Why was device compliance so poor? Would better compliance have changed the primary outcome? The WCD can be cumbersome, both physically and emotionally. For example, there was a greater than one in 10 chance that on any given day, a patient wearing the device would have to deal with at least one arrhythmia alarm. However, overall compliance was even lower than that seen in prior registry studies of the device. The authors offered an interesting potential explanation. A randomized trial requires presumed clinical equipoise for the proposed treatment arms, as clinicians and patients must be comfortable with the possibility of randomization to either group. Patients who receive a WCD in that setting, knowing they might just as well have received nothing, may not feel as compelled to wear the device as patients prescribed a WCD as part of “standard” clinical practice. The counterargument to this is the often-higher rates of compliance seen in trials vs. clinical practice. Regardless of the reasons for low compliance, the as-treated analysis convincingly showed reduction in both arrhythmic death and overall mortality when participants wore the device.

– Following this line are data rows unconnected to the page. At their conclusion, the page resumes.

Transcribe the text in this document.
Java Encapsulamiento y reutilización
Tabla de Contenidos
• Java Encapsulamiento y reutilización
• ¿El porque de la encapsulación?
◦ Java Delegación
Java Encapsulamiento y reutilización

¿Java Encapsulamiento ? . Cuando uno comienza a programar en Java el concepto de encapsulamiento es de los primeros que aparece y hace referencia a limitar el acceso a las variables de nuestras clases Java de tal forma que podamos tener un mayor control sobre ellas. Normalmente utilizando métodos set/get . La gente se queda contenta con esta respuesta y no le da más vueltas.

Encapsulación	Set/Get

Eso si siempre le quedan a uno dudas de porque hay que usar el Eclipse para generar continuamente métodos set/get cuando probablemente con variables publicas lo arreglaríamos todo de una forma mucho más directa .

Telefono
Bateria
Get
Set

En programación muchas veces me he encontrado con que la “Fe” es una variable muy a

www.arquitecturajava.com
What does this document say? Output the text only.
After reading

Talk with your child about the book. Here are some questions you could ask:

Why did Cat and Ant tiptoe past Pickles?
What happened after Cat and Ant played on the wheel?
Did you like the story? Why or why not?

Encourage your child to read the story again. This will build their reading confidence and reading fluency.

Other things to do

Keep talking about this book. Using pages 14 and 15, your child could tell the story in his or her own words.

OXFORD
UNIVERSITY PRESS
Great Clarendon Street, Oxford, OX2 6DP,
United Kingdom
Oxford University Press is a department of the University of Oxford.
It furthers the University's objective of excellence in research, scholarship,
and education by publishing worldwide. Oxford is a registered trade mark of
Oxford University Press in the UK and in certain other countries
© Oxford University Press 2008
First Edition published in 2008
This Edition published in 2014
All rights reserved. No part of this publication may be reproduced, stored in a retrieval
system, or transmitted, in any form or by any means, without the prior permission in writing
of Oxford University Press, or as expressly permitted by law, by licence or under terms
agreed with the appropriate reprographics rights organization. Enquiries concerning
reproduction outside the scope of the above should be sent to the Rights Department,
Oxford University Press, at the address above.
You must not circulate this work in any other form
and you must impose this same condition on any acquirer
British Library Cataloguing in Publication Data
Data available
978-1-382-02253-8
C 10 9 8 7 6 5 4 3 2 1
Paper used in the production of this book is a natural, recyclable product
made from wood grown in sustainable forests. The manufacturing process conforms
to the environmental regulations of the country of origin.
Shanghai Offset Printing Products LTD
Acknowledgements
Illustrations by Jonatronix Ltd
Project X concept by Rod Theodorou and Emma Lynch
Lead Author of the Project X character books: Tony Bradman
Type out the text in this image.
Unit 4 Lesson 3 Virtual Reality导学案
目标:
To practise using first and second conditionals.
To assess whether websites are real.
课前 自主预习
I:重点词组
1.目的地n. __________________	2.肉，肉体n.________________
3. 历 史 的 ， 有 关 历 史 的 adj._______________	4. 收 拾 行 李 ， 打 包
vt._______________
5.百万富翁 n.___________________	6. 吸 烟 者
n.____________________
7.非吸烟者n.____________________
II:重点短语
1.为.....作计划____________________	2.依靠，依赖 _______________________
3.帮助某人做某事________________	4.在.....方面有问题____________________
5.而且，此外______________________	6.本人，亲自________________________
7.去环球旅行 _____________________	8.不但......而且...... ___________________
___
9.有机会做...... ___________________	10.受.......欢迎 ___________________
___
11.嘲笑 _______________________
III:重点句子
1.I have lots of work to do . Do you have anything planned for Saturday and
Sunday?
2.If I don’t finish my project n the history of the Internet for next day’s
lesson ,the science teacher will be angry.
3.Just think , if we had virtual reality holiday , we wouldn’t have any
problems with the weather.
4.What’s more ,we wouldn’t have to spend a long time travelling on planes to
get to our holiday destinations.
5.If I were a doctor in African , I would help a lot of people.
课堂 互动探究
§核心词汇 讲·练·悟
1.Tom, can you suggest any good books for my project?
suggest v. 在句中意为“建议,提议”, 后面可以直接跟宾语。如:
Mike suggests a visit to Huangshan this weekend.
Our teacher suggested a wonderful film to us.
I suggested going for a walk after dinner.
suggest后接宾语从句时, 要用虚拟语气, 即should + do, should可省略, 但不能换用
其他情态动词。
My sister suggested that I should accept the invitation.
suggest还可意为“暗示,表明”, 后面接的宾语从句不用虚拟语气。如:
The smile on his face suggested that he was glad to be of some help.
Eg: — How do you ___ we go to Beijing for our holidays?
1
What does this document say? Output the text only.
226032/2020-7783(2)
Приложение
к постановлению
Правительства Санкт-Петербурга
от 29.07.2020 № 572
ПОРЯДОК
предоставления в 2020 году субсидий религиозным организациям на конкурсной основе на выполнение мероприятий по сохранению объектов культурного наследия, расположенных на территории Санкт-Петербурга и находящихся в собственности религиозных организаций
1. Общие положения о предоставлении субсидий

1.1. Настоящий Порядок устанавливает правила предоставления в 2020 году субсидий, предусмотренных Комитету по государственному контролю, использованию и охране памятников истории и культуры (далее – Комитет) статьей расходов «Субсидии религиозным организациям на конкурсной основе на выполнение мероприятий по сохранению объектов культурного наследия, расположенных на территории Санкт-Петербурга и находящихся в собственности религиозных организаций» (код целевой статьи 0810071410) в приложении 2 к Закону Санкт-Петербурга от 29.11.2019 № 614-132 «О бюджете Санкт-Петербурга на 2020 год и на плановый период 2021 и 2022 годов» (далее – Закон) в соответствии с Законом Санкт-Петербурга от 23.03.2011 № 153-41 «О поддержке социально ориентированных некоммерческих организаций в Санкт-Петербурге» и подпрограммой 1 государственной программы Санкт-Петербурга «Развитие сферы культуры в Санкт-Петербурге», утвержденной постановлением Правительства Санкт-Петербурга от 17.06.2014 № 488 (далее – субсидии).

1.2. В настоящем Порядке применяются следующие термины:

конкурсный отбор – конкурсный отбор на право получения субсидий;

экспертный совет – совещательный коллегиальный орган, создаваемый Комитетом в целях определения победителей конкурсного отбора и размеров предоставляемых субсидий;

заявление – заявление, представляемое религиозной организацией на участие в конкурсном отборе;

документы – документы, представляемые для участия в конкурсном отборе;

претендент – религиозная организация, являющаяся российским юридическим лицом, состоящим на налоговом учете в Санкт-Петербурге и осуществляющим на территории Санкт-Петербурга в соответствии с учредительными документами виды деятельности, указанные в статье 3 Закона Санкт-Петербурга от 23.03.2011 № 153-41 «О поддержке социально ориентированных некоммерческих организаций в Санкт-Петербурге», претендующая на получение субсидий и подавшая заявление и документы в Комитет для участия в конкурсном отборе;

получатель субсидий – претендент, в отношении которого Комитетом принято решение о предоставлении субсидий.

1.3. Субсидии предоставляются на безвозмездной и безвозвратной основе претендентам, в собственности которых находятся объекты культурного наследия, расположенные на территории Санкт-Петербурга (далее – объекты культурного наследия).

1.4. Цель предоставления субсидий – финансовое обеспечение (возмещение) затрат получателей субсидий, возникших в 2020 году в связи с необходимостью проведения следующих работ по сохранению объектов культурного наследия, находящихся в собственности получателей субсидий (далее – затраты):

Such an analysis can be criticized as not representing “real world” use, but that does not mean a WCD cannot be a good thing. It may mean that the technology must continue to evolve and become less cumbersome to achieve optimal results. The 15 survivors who received appropriate shocks from the device probably do not regret dealing with inconveniences.

How do we better choose patients who might derive benefit from the WCD? The editorial that accompanied the article astutely suggested that such a trial, which cost millions of dollars and lasted many years, is unlikely to ever be repeated. It seems quite likely that a lower-cost device that is less burdensome to wear and more accurate in arrhythmia detection could prove beneficial in a similar broad cohort of patients. In the meantime, until such a device is developed, the best clinicians can do is choose a subset of patients for whom the benefits will justify the cost and inconvenience. Motivated patients who become invested in understanding the potential strengths and weaknesses of the device will be more likely to wear it and fare better. Hopefully, further analyses of the extensive data collected by the VEST investigators will help identify clinical factors for risk stratification.